Shiny New Supreme Court
So this is what it feels like to wake up in the morning having a little more freedom than you did yesterday. Michelle Malkin comments on today’s Supreme Court ruling that the international court has no jurisdiction in US law. (link)
I imagine in some part of our nation’s history, the people looked to the Supreme Court as the final arbiter to keep a congress and a president and powerful people in check. The Supreme Court was intended to rule on specific issues, keeping the law, the constitution, and reason intact with their rulings. It was to be the last place the oppressed could turn in their quest for justice.
I grew up with every bit of news coming from the Supreme Court being worse than the last. It came to a head a few years back when the Supreme Court ruled that we have no property rights except the property rights local governments allow us to have in their imminent domain ruling. Although it was devastating, it wasn’t surprising, since these kinds of rulings have been coming again and again, starting way back when the Supreme Court ruled that congress can force farmers not to plant wheat, even if the wheat they would grow was for their own use.
But it looks like the beginning of a new day. It looks like the Supreme Court is a shiny new thing, a source of liberty and not tyranny.
I am filled with a lot of hope that the justices will also rule that the right to bear arms is a personal right, one equal to the right to free speech and the right to assemble.Indeed, that will be quite a day.
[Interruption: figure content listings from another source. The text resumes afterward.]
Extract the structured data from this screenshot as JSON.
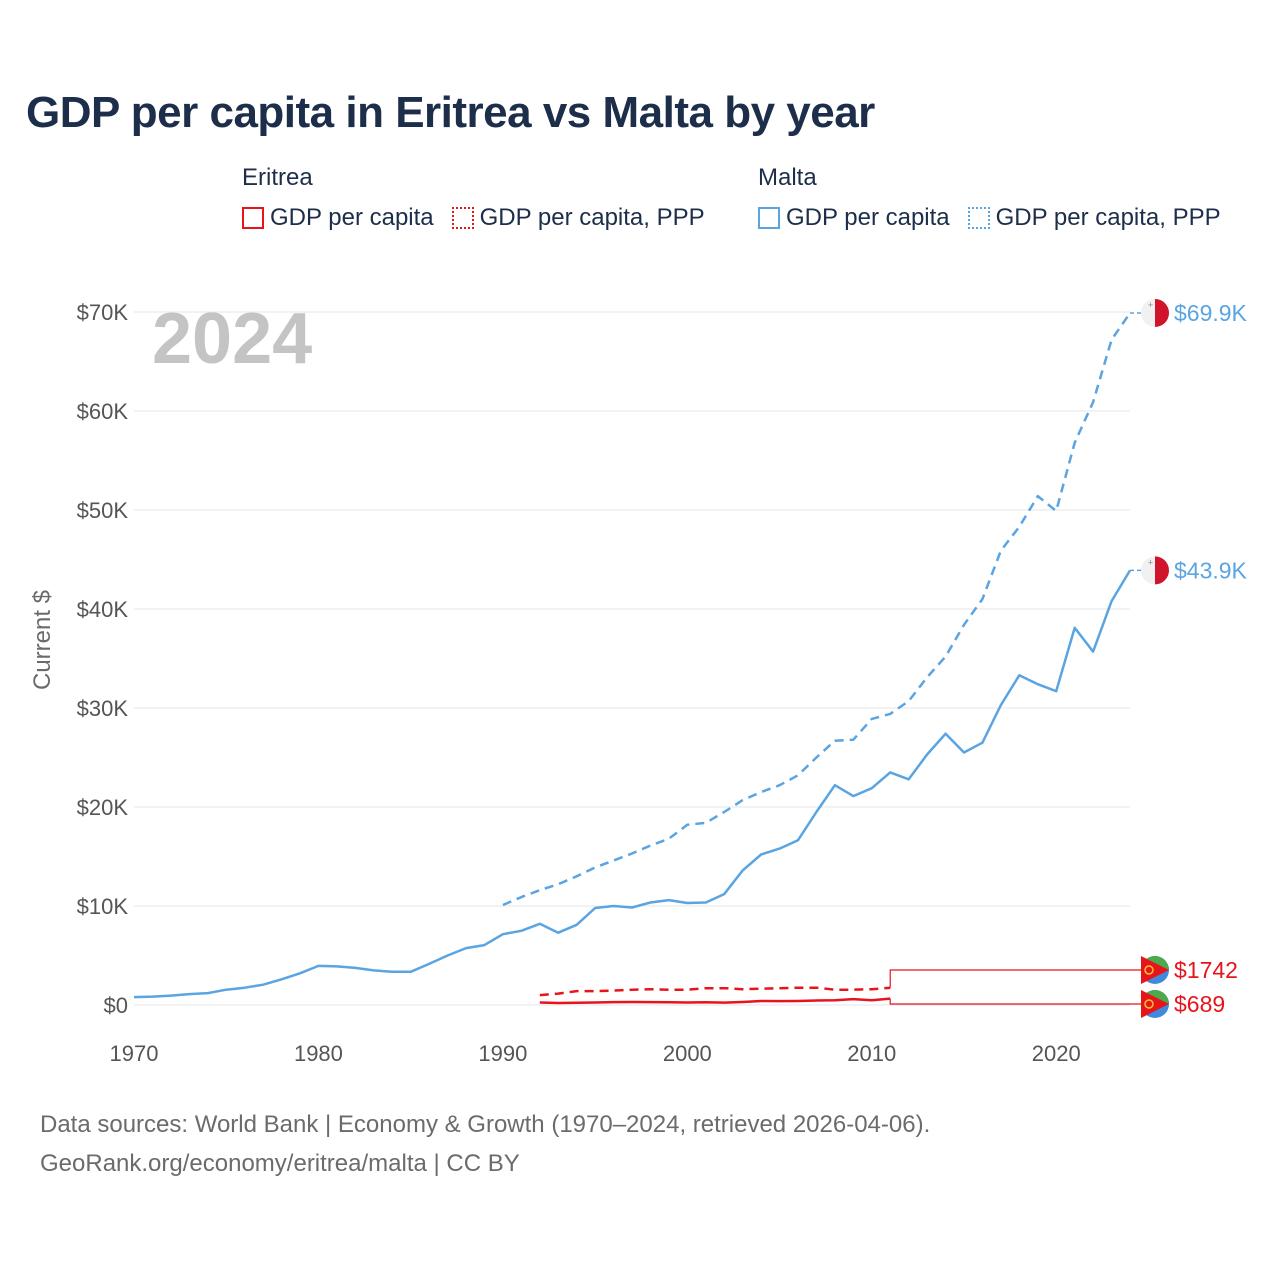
{
  "title": "GDP per capita in Eritrea vs Malta by year",
  "legend": {
    "eritrea": {
      "country": "Eritrea",
      "items": [
        "GDP per capita",
        "GDP per capita, PPP"
      ],
      "color": "#e8141c"
    },
    "malta": {
      "country": "Malta",
      "items": [
        "GDP per capita",
        "GDP per capita, PPP"
      ],
      "color": "#5aa4e2"
    }
  },
  "year_watermark": "2024",
  "footer": {
    "line1": "Data sources: World Bank | Economy & Growth (1970–2024, retrieved 2026-04-06).",
    "line2": "GeoRank.org/economy/eritrea/malta | CC BY"
  },
  "chart_data": {
    "type": "line",
    "title": "GDP per capita in Eritrea vs Malta by year",
    "xlabel": "",
    "ylabel": "Current $",
    "xlim": [
      1970,
      2024
    ],
    "ylim": [
      0,
      70000
    ],
    "x_ticks": [
      1970,
      1980,
      1990,
      2000,
      2010,
      2020
    ],
    "x_tick_labels": [
      "1970",
      "1980",
      "1990",
      "2000",
      "2010",
      "2020"
    ],
    "y_ticks": [
      0,
      10000,
      20000,
      30000,
      40000,
      50000,
      60000,
      70000
    ],
    "y_tick_labels": [
      "$0",
      "$10K",
      "$20K",
      "$30K",
      "$40K",
      "$50K",
      "$60K",
      "$70K"
    ],
    "grid": true,
    "legend_position": "top",
    "series": [
      {
        "name": "Malta GDP per capita",
        "country": "Malta",
        "style": "solid",
        "color": "#5aa4e2",
        "end_label": "$43.9K",
        "x": [
          1970,
          1971,
          1972,
          1973,
          1974,
          1975,
          1976,
          1977,
          1978,
          1979,
          1980,
          1981,
          1982,
          1983,
          1984,
          1985,
          1986,
          1987,
          1988,
          1989,
          1990,
          1991,
          1992,
          1993,
          1994,
          1995,
          1996,
          1997,
          1998,
          1999,
          2000,
          2001,
          2002,
          2003,
          2004,
          2005,
          2006,
          2007,
          2008,
          2009,
          2010,
          2011,
          2012,
          2013,
          2014,
          2015,
          2016,
          2017,
          2018,
          2019,
          2020,
          2021,
          2022,
          2023,
          2024
        ],
        "y": [
          800,
          850,
          950,
          1100,
          1200,
          1550,
          1750,
          2050,
          2600,
          3200,
          3950,
          3900,
          3750,
          3500,
          3350,
          3350,
          4150,
          5000,
          5750,
          6050,
          7150,
          7500,
          8200,
          7300,
          8100,
          9800,
          10000,
          9850,
          10350,
          10600,
          10300,
          10350,
          11200,
          13600,
          15200,
          15800,
          16650,
          19500,
          22200,
          21100,
          21900,
          23500,
          22800,
          25300,
          27400,
          25500,
          26500,
          30300,
          33300,
          32400,
          31700,
          38100,
          35700,
          40800,
          43900
        ]
      },
      {
        "name": "Malta GDP per capita, PPP",
        "country": "Malta",
        "style": "dashed",
        "color": "#5aa4e2",
        "end_label": "$69.9K",
        "x": [
          1990,
          1991,
          1992,
          1993,
          1994,
          1995,
          1996,
          1997,
          1998,
          1999,
          2000,
          2001,
          2002,
          2003,
          2004,
          2005,
          2006,
          2007,
          2008,
          2009,
          2010,
          2011,
          2012,
          2013,
          2014,
          2015,
          2016,
          2017,
          2018,
          2019,
          2020,
          2021,
          2022,
          2023,
          2024
        ],
        "y": [
          10100,
          10900,
          11600,
          12200,
          13000,
          13900,
          14600,
          15300,
          16100,
          16800,
          18200,
          18400,
          19500,
          20700,
          21500,
          22200,
          23200,
          25000,
          26700,
          26800,
          28900,
          29400,
          30700,
          33100,
          35200,
          38400,
          41000,
          45900,
          48300,
          51400,
          49900,
          56800,
          60900,
          67200,
          69900
        ]
      },
      {
        "name": "Eritrea GDP per capita",
        "country": "Eritrea",
        "style": "solid",
        "color": "#e8141c",
        "end_label": "$689",
        "x": [
          1992,
          1993,
          1994,
          1995,
          1996,
          1997,
          1998,
          1999,
          2000,
          2001,
          2002,
          2003,
          2004,
          2005,
          2006,
          2007,
          2008,
          2009,
          2010,
          2011,
          2024
        ],
        "y": [
          250,
          200,
          230,
          250,
          290,
          300,
          290,
          270,
          250,
          280,
          240,
          300,
          400,
          390,
          400,
          450,
          480,
          600,
          480,
          650,
          689
        ]
      },
      {
        "name": "Eritrea GDP per capita, PPP",
        "country": "Eritrea",
        "style": "dashed",
        "color": "#e8141c",
        "end_label": "$1742",
        "x": [
          1992,
          1993,
          1994,
          1995,
          1996,
          1997,
          1998,
          1999,
          2000,
          2001,
          2002,
          2003,
          2004,
          2005,
          2006,
          2007,
          2008,
          2009,
          2010,
          2011,
          2024
        ],
        "y": [
          1000,
          1150,
          1400,
          1400,
          1450,
          1550,
          1600,
          1550,
          1550,
          1700,
          1700,
          1600,
          1650,
          1700,
          1750,
          1750,
          1550,
          1550,
          1600,
          1742,
          1742
        ]
      }
    ]
  }
}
If a McCain as president means another Scalia, Thomas, Roberts, or Alito, then by all means, I will vote for the man, even if he believes in the Global Warming religion.
March 25, 2008 at 9:53 am
How is this a victory? Foreign nationals were deprived of their rights to consult consular representatives in the state of Texas in death penalty cases, and the state did not work to correct that. And would this have changed the results? Would consultation of consular officials altered the rulings? Probably not, but where is the harm in asking the government of Texas to follow the law?
We’re sliding into a morass of hypocrisy here. We cannot expect to break the rules of international law and not accept the consequences of those actions.
March 25, 2008 at 12:19 pm
That’s the thing—the international court has no jurisdiction in this matter.
When did Texas concede its right to govern to the international court?
What treaty did we sign and the senate approve that said we would surrender our right to try criminals in a court of law?
The only international law that governs us is the international law we write for ourselves. London, Seoul, Paris and Tokyo have no power over us except that which we give them. The same is true on a local level, on a state level, and on a national level. Government rules only with the consent of the governed. In this case, we never consented.
That’s the victory—that our right to self-rule was recognized, and the attempt to take that right from us was denied.
March 25, 2008 at 1:29 pm
That’s not the point.
The ICJ may be involved, but this is an argument about the Vienna Convention, and the enforcement of the rights of foreign nationals under that Convention. The opinion does make an argument about the proper *implementation* of those obligations under the treaty, and the fact that legislation did not follow up with the requirements of that treaty. (And yes, the Senate actually did ratify the Vienna Convention.)
In fact, this case wasn’t even about the ICJ, but about the powers of the federal executive versus the role of federal legislation.
So I don’t have a problem with discussions of proper procedure, what branch should do what, etc. That’s the kind of decision that the Supreme Court is meant to handle. But it just smacks of a lack of fair play to state simply that the rules of international law should not apply just because it’s international law, imposed on “us” by “foreigners”. This is a case where the legislation should have been there to ensure compliance without the intervention of the President or the ICJ, and people are viewing this as a great victory for sovereignty.
We didn’t fulfill our end of a *ratified* treaty. To just dismiss that as our right to “rule ourselves without interference” is to make the arrogant assumption that we should be the beneficiaries of treaties that we ourselves do not need to follow. If that really is the case, what reason do other countries have to follow suit?
March 25, 2008 at 1:33 pm
(And before you mention it, yes, the U.S. did pull out of that optional part of the treaty, but this happened after the events of this case took place.)